When the agent loop (Run()) starts processing a message, it spawns a background goroutine that keeps consuming new inbound messages from the bus. These messages are automatically redirected into the steering queue via Steer(). This means:

  • Users on any channel (Telegram, Discord, etc.) don't need to do anything special — their messages are automatically captured as steering when the agent is busy
  • Audio messages are transcribed before being steered, so the agent receives text. If transcription fails, the original (non-transcribed) message is steered as-is
  • Only messages that resolve to the same steering scope as the active turn are redirected. Messages for other chats/sessions are requeued onto the inbound bus so they can be processed normally
  • system inbound messages are not treated as steering input
  • When processMessage finishes, the drain goroutine is canceled and normal message consumption resumes

Steering with media

Steering messages can include Media refs, just like normal inbound user messages.

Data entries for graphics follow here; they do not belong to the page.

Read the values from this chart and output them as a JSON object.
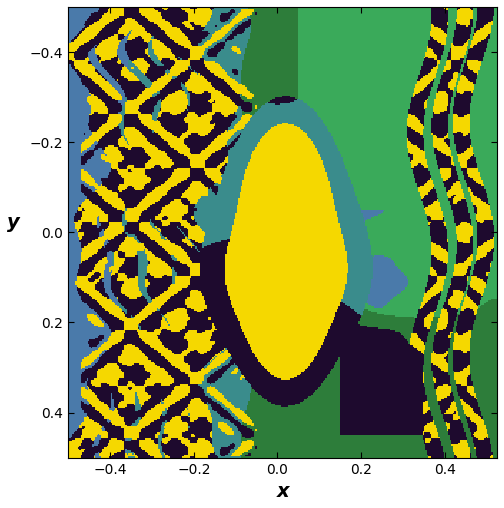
{
  "title": "",
  "xlabel": "x",
  "ylabel": "y",
  "xlim": [
    -0.5,
    0.525
  ],
  "ylim": [
    -0.5,
    0.5
  ],
  "xticks": [
    -0.4,
    -0.2,
    0.0,
    0.2,
    0.4
  ],
  "yticks": [
    -0.4,
    -0.2,
    0.0,
    0.2,
    0.4
  ],
  "colors": {
    "yellow": "#f5d800",
    "teal": "#3a8c8c",
    "green": "#2d7d3a",
    "blue": "#4a7aaa",
    "purple": "#1e0a2e",
    "ltgreen": "#3aaa5a"
  },
  "figsize": [
    5.04,
    5.08
  ],
  "dpi": 100,
  "grid_size": 300
}
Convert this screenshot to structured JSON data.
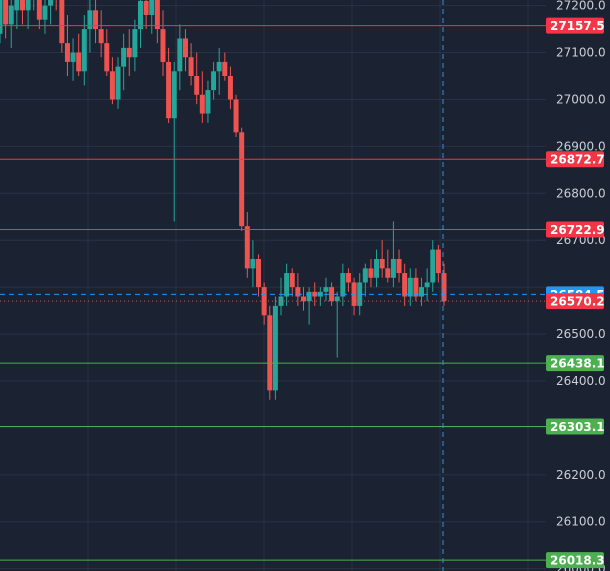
{
  "colors": {
    "background": "#1b2332",
    "grid": "#273246",
    "up": "#26a69a",
    "down": "#ef5350",
    "resistance": "#f23645",
    "support": "#4caf50",
    "current": "#2196f3",
    "axis_text": "#c9cfd8"
  },
  "price_axis": {
    "ticks": [
      "27200.0",
      "27100.0",
      "27000.0",
      "26900.0",
      "26800.0",
      "26700.0",
      "26500.0",
      "26400.0",
      "26200.0",
      "26100.0",
      "26000.0"
    ],
    "tick_values": [
      27200,
      27100,
      27000,
      26900,
      26800,
      26700,
      26500,
      26400,
      26200,
      26100,
      26000
    ]
  },
  "price_lines": [
    {
      "label": "27157.5",
      "value": 27157.5,
      "kind": "resistance"
    },
    {
      "label": "26872.7",
      "value": 26872.7,
      "kind": "resistance"
    },
    {
      "label": "26722.9",
      "value": 26722.9,
      "kind": "resistance"
    },
    {
      "label": "26438.1",
      "value": 26438.1,
      "kind": "support"
    },
    {
      "label": "26303.1",
      "value": 26303.1,
      "kind": "support"
    },
    {
      "label": "26018.3",
      "value": 26018.3,
      "kind": "support"
    }
  ],
  "price_tags": [
    {
      "label": "26584.5",
      "value": 26584.5,
      "kind": "current"
    },
    {
      "label": "26570.2",
      "value": 26570.2,
      "kind": "last"
    }
  ],
  "chart_data": {
    "type": "candlestick",
    "y_unit": "price",
    "ylim": [
      25995,
      27212
    ],
    "candles": [
      [
        27140,
        27290,
        27120,
        27250
      ],
      [
        27240,
        27260,
        27130,
        27160
      ],
      [
        27160,
        27230,
        27110,
        27200
      ],
      [
        27190,
        27280,
        27150,
        27270
      ],
      [
        27270,
        27300,
        27160,
        27190
      ],
      [
        27190,
        27250,
        27150,
        27230
      ],
      [
        27220,
        27280,
        27190,
        27240
      ],
      [
        27240,
        27270,
        27150,
        27170
      ],
      [
        27170,
        27230,
        27140,
        27200
      ],
      [
        27200,
        27260,
        27160,
        27240
      ],
      [
        27240,
        27270,
        27190,
        27220
      ],
      [
        27220,
        27250,
        27100,
        27120
      ],
      [
        27120,
        27180,
        27050,
        27080
      ],
      [
        27080,
        27130,
        27040,
        27100
      ],
      [
        27100,
        27140,
        27050,
        27060
      ],
      [
        27060,
        27180,
        27030,
        27150
      ],
      [
        27150,
        27220,
        27100,
        27190
      ],
      [
        27190,
        27230,
        27120,
        27150
      ],
      [
        27150,
        27190,
        27090,
        27120
      ],
      [
        27120,
        27150,
        27050,
        27060
      ],
      [
        27060,
        27090,
        26990,
        27000
      ],
      [
        27000,
        27090,
        26980,
        27070
      ],
      [
        27070,
        27140,
        27020,
        27110
      ],
      [
        27110,
        27150,
        27050,
        27090
      ],
      [
        27090,
        27170,
        27060,
        27150
      ],
      [
        27150,
        27240,
        27110,
        27210
      ],
      [
        27210,
        27260,
        27150,
        27180
      ],
      [
        27180,
        27250,
        27140,
        27220
      ],
      [
        27220,
        27240,
        27120,
        27150
      ],
      [
        27150,
        27190,
        27050,
        27080
      ],
      [
        27080,
        27110,
        26950,
        26960
      ],
      [
        26960,
        27080,
        26740,
        27060
      ],
      [
        27060,
        27160,
        27020,
        27130
      ],
      [
        27130,
        27150,
        27060,
        27090
      ],
      [
        27090,
        27120,
        27030,
        27050
      ],
      [
        27050,
        27100,
        26990,
        27010
      ],
      [
        27010,
        27060,
        26950,
        26970
      ],
      [
        26970,
        27040,
        26950,
        27020
      ],
      [
        27020,
        27080,
        27000,
        27060
      ],
      [
        27060,
        27110,
        27010,
        27080
      ],
      [
        27080,
        27100,
        27040,
        27050
      ],
      [
        27050,
        27070,
        26980,
        27000
      ],
      [
        27000,
        27010,
        26920,
        26930
      ],
      [
        26930,
        26940,
        26720,
        26730
      ],
      [
        26730,
        26760,
        26620,
        26640
      ],
      [
        26640,
        26700,
        26600,
        26660
      ],
      [
        26660,
        26670,
        26580,
        26600
      ],
      [
        26600,
        26610,
        26520,
        26540
      ],
      [
        26540,
        26560,
        26360,
        26380
      ],
      [
        26380,
        26580,
        26360,
        26560
      ],
      [
        26560,
        26620,
        26540,
        26580
      ],
      [
        26580,
        26650,
        26560,
        26630
      ],
      [
        26630,
        26640,
        26580,
        26600
      ],
      [
        26600,
        26630,
        26560,
        26580
      ],
      [
        26580,
        26600,
        26550,
        26570
      ],
      [
        26570,
        26600,
        26520,
        26590
      ],
      [
        26590,
        26610,
        26560,
        26580
      ],
      [
        26580,
        26600,
        26560,
        26590
      ],
      [
        26590,
        26620,
        26570,
        26600
      ],
      [
        26600,
        26610,
        26560,
        26570
      ],
      [
        26570,
        26590,
        26450,
        26580
      ],
      [
        26580,
        26650,
        26560,
        26630
      ],
      [
        26630,
        26640,
        26590,
        26610
      ],
      [
        26610,
        26620,
        26540,
        26560
      ],
      [
        26560,
        26630,
        26540,
        26610
      ],
      [
        26610,
        26650,
        26580,
        26640
      ],
      [
        26640,
        26660,
        26600,
        26620
      ],
      [
        26620,
        26680,
        26600,
        26660
      ],
      [
        26660,
        26700,
        26620,
        26640
      ],
      [
        26640,
        26680,
        26610,
        26620
      ],
      [
        26620,
        26740,
        26600,
        26660
      ],
      [
        26660,
        26680,
        26610,
        26630
      ],
      [
        26630,
        26650,
        26560,
        26580
      ],
      [
        26580,
        26640,
        26560,
        26620
      ],
      [
        26620,
        26640,
        26570,
        26580
      ],
      [
        26580,
        26620,
        26560,
        26600
      ],
      [
        26600,
        26640,
        26570,
        26610
      ],
      [
        26610,
        26700,
        26590,
        26680
      ],
      [
        26680,
        26690,
        26610,
        26630
      ],
      [
        26630,
        26650,
        26560,
        26570
      ]
    ]
  }
}
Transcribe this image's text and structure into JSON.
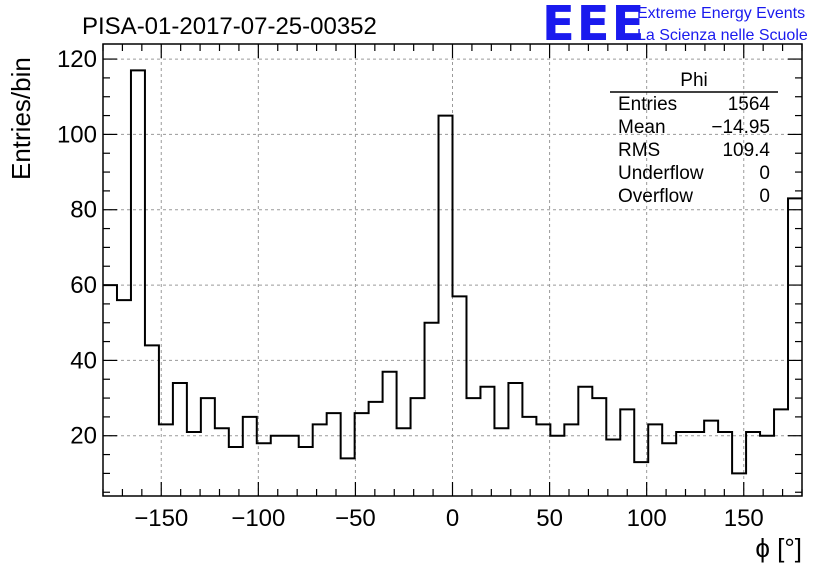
{
  "title": "PISA-01-2017-07-25-00352",
  "logo": {
    "mark": "EEE",
    "line1": "Extreme Energy Events",
    "line2": "La Scienza nelle Scuole",
    "color": "#1a1aee"
  },
  "stats": {
    "name": "Phi",
    "rows": [
      {
        "label": "Entries",
        "value": "1564"
      },
      {
        "label": "Mean",
        "value": "−14.95"
      },
      {
        "label": "RMS",
        "value": "109.4"
      },
      {
        "label": "Underflow",
        "value": "0"
      },
      {
        "label": "Overflow",
        "value": "0"
      }
    ]
  },
  "chart_data": {
    "type": "bar",
    "title": "PISA-01-2017-07-25-00352",
    "xlabel": "ϕ [°]",
    "ylabel": "Entries/bin",
    "xlim": [
      -180,
      180
    ],
    "ylim": [
      4,
      124
    ],
    "grid": true,
    "xticks": [
      -150,
      -100,
      -50,
      0,
      50,
      100,
      150
    ],
    "xticklabels": [
      "−150",
      "−100",
      "−50",
      "0",
      "50",
      "100",
      "150"
    ],
    "yticks": [
      20,
      40,
      60,
      80,
      100,
      120
    ],
    "yticklabels": [
      "20",
      "40",
      "60",
      "80",
      "100",
      "120"
    ],
    "bin_width": 7.2,
    "bin_edges_start": -180,
    "values": [
      60,
      56,
      117,
      44,
      23,
      34,
      21,
      30,
      22,
      17,
      25,
      18,
      20,
      20,
      17,
      23,
      26,
      14,
      26,
      29,
      37,
      22,
      30,
      50,
      105,
      57,
      30,
      33,
      22,
      34,
      25,
      23,
      20,
      23,
      33,
      30,
      19,
      27,
      13,
      23,
      18,
      21,
      21,
      24,
      21,
      10,
      21,
      20,
      27,
      83
    ]
  }
}
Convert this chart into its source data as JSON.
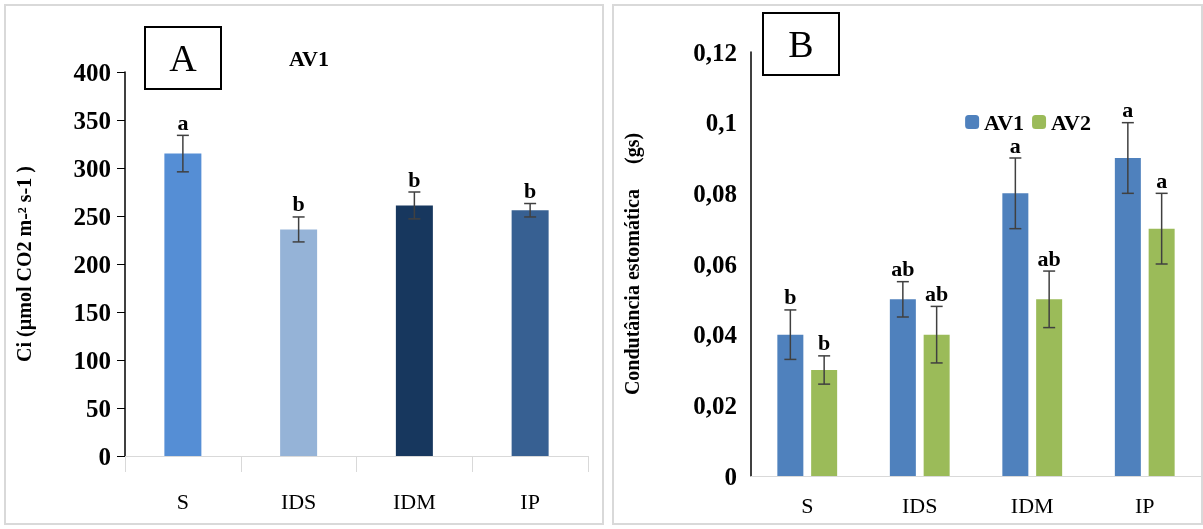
{
  "chart_data": [
    {
      "type": "bar",
      "title": "AV1",
      "ylabel": "Ci (µmol CO2 m-² s-1 )",
      "categories": [
        "S",
        "IDS",
        "IDM",
        "IP"
      ],
      "values": [
        315,
        236,
        261,
        256
      ],
      "colors": [
        "#558ed5",
        "#95b3d7",
        "#17375e",
        "#376092"
      ],
      "errors": [
        19,
        13,
        14,
        7
      ],
      "ylim": [
        0,
        400
      ],
      "yticks": [
        0,
        50,
        100,
        150,
        200,
        250,
        300,
        350,
        400
      ],
      "grid": false,
      "legend": false,
      "annotations": [
        "A",
        "a",
        "b",
        "b",
        "b"
      ]
    },
    {
      "type": "bar",
      "ylabel": "Condutância estomática     (gs)",
      "categories": [
        "S",
        "IDS",
        "IDM",
        "IP"
      ],
      "series": [
        {
          "name": "AV1",
          "color": "#4f81bd",
          "values": [
            0.04,
            0.05,
            0.08,
            0.09
          ],
          "errors": [
            0.007,
            0.005,
            0.01,
            0.01
          ]
        },
        {
          "name": "AV2",
          "color": "#9bbb59",
          "values": [
            0.03,
            0.04,
            0.05,
            0.07
          ],
          "errors": [
            0.004,
            0.008,
            0.008,
            0.01
          ]
        }
      ],
      "ylim": [
        0,
        0.12
      ],
      "yticks": [
        0,
        {
          "value": 0.02,
          "label": "0,02"
        },
        {
          "value": 0.04,
          "label": "0,04"
        },
        {
          "value": 0.06,
          "label": "0,06"
        },
        {
          "value": 0.08,
          "label": "0,08"
        },
        {
          "value": 0.1,
          "label": "0,1"
        },
        {
          "value": 0.12,
          "label": "0,12"
        }
      ],
      "grid": false,
      "legend": "top right",
      "annotations": [
        "B",
        "b",
        "b",
        "ab",
        "ab",
        "a",
        "ab",
        "a",
        "a"
      ]
    }
  ]
}
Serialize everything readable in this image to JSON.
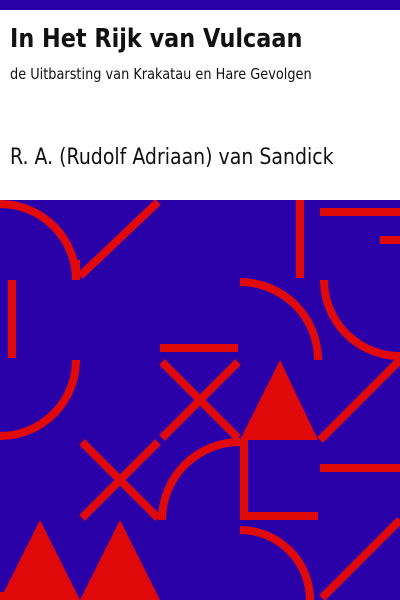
{
  "book": {
    "title": "In Het Rijk van Vulcaan",
    "subtitle": "de Uitbarsting van Krakatau en Hare Gevolgen",
    "author": "R. A. (Rudolf Adriaan) van Sandick"
  },
  "colors": {
    "band": "#2a00a8",
    "pattern_background": "#2a00a8",
    "pattern_shapes": "#e00a0a",
    "text": "#111111",
    "page": "#ffffff"
  }
}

  • The original media:// refs are preserved in session history via AddFullMessage
  • Before the next provider call, steering messages go through the normal media resolution pipeline
  • Image refs are converted to data URLs for multimodal providers; non-image refs are resolved the same way as standard inbound media

This applies both to in-turn steering and to idle-session continuation through Continue().

Notes

  • Steering does not interrupt a tool that is currently executing. It waits for the current tool to finish, then checks the queue.
  • With one-at-a-time mode, if multiple messages are enqueued rapidly, they will be processed one per iteration. This gives the model the opportunity to react to each message individually.
  • With all mode, all pending messages are combined into a single injection. Useful when you want the agent to receive all the context at once.
  • The steering queue has a maximum capacity of 10 messages (MaxQueueSize). Steer() returns an error when the queue is full. In the bus drain path, the error is logged as a warning and the message is effectively dropped.
  • Manual Steer() calls made outside an active turn still go to the legacy fallback queue, so older integrations keep working.